El 21 de diciembre de 2006, el Ayuntamiento envió una notificación a La Paloma exigiendo el cierre del local, alegando que incumplían la normativa del ruido y que ponían en peligro el descanso de los vecinos. Un año antes, March se había visto obligada a cerrar la sala Cibeles también por culpa de las molestias por ruido. La empresaria, en solo unos meses, cerró sus dos negocios. “Vendí la Cibeles. No quería desprenderme de ella pero tenía que afrontar los gastos del cierre de La Paloma. Teníamos 56 trabajadores fijos y 106 ocasionales que hubo que indemnizar”, recuerda.
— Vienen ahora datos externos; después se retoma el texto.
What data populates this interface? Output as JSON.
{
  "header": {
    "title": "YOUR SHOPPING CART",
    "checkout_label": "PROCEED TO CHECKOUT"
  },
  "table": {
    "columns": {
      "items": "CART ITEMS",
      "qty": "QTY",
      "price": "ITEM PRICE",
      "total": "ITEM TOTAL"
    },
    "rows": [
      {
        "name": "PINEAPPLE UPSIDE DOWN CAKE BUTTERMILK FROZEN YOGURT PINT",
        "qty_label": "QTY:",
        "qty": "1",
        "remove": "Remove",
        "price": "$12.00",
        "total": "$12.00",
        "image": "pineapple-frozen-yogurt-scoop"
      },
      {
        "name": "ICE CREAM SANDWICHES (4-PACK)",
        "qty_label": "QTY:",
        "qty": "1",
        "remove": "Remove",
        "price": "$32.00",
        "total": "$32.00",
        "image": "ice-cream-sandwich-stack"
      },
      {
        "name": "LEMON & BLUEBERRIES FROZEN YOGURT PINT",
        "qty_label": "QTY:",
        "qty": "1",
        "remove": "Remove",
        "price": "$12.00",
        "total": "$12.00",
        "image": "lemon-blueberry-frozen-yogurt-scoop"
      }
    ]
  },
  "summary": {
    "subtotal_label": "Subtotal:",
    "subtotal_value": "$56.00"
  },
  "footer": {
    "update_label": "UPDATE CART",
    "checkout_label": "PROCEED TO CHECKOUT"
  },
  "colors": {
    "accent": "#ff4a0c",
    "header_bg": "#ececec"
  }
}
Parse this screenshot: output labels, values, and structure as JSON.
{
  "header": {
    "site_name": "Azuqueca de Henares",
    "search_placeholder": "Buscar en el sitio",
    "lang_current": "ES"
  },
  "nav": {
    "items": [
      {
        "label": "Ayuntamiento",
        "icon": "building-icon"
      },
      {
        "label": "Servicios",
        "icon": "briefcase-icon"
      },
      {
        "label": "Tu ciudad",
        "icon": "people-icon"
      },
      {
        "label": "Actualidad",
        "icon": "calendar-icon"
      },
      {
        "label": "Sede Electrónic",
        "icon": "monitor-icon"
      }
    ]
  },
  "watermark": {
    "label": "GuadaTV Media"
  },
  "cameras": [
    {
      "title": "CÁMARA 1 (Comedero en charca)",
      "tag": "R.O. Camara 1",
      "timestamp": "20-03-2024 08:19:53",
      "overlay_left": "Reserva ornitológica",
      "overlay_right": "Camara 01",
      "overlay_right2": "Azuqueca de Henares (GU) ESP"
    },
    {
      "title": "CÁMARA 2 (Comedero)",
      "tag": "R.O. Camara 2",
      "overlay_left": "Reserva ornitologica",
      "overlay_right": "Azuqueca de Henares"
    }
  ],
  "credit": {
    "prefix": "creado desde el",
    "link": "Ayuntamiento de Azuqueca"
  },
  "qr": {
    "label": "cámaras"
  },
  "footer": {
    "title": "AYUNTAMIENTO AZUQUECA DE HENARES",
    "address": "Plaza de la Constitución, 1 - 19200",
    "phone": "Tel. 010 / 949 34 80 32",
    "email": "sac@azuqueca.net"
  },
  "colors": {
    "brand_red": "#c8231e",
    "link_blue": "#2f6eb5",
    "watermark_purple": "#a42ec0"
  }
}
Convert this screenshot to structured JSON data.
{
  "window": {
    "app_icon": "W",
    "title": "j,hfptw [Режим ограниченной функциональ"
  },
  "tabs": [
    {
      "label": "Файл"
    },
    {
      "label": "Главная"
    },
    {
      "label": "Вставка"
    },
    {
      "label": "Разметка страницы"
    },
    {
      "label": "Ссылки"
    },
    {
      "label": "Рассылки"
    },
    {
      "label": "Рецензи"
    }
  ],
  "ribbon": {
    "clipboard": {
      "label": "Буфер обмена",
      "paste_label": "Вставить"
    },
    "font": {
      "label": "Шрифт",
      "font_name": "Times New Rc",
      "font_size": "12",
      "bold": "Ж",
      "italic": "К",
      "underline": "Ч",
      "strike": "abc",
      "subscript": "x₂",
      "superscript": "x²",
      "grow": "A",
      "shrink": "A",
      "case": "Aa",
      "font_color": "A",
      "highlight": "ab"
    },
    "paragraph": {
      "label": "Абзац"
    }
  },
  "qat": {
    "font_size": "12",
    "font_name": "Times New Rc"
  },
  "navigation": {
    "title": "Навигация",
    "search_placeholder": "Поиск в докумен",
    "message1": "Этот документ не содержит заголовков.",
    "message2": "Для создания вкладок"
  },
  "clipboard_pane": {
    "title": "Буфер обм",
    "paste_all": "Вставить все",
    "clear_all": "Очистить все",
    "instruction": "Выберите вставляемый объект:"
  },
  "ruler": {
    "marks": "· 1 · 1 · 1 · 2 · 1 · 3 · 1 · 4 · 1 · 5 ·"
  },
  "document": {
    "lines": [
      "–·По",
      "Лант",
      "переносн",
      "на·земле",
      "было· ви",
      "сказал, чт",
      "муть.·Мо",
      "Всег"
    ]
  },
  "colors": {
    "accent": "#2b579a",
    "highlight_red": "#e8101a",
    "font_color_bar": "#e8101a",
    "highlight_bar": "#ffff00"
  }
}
A partir de entonces y con la persiana bajada, se dedicó a pleitear. Con el dinero de la Cibeles insonorizó La Paloma, pidió una nueva licencia y saltó la carrera de obstáculos burocráticos hasta que consiguió reabrir la pasada Nochevieja. “El dinero de la Cibeles se acaba y es momento de que La Paloma vuelva a reabrir de forma habitual. Necesitamos recuperarnos. Queremos hacer las cosas bien pero el Ayuntamiento tiene que dejar de tratarnos como si fuésemos delincuentes”, concluye.

March está deseando que la orquesta vuelva a inundar todos los rincones de una sala en la que ya no podrán bailar ni el Tigre, ni la Artista, ni el Tarzán, ni aquella Alcaldesa que se despidió de La Paloma antes de morir.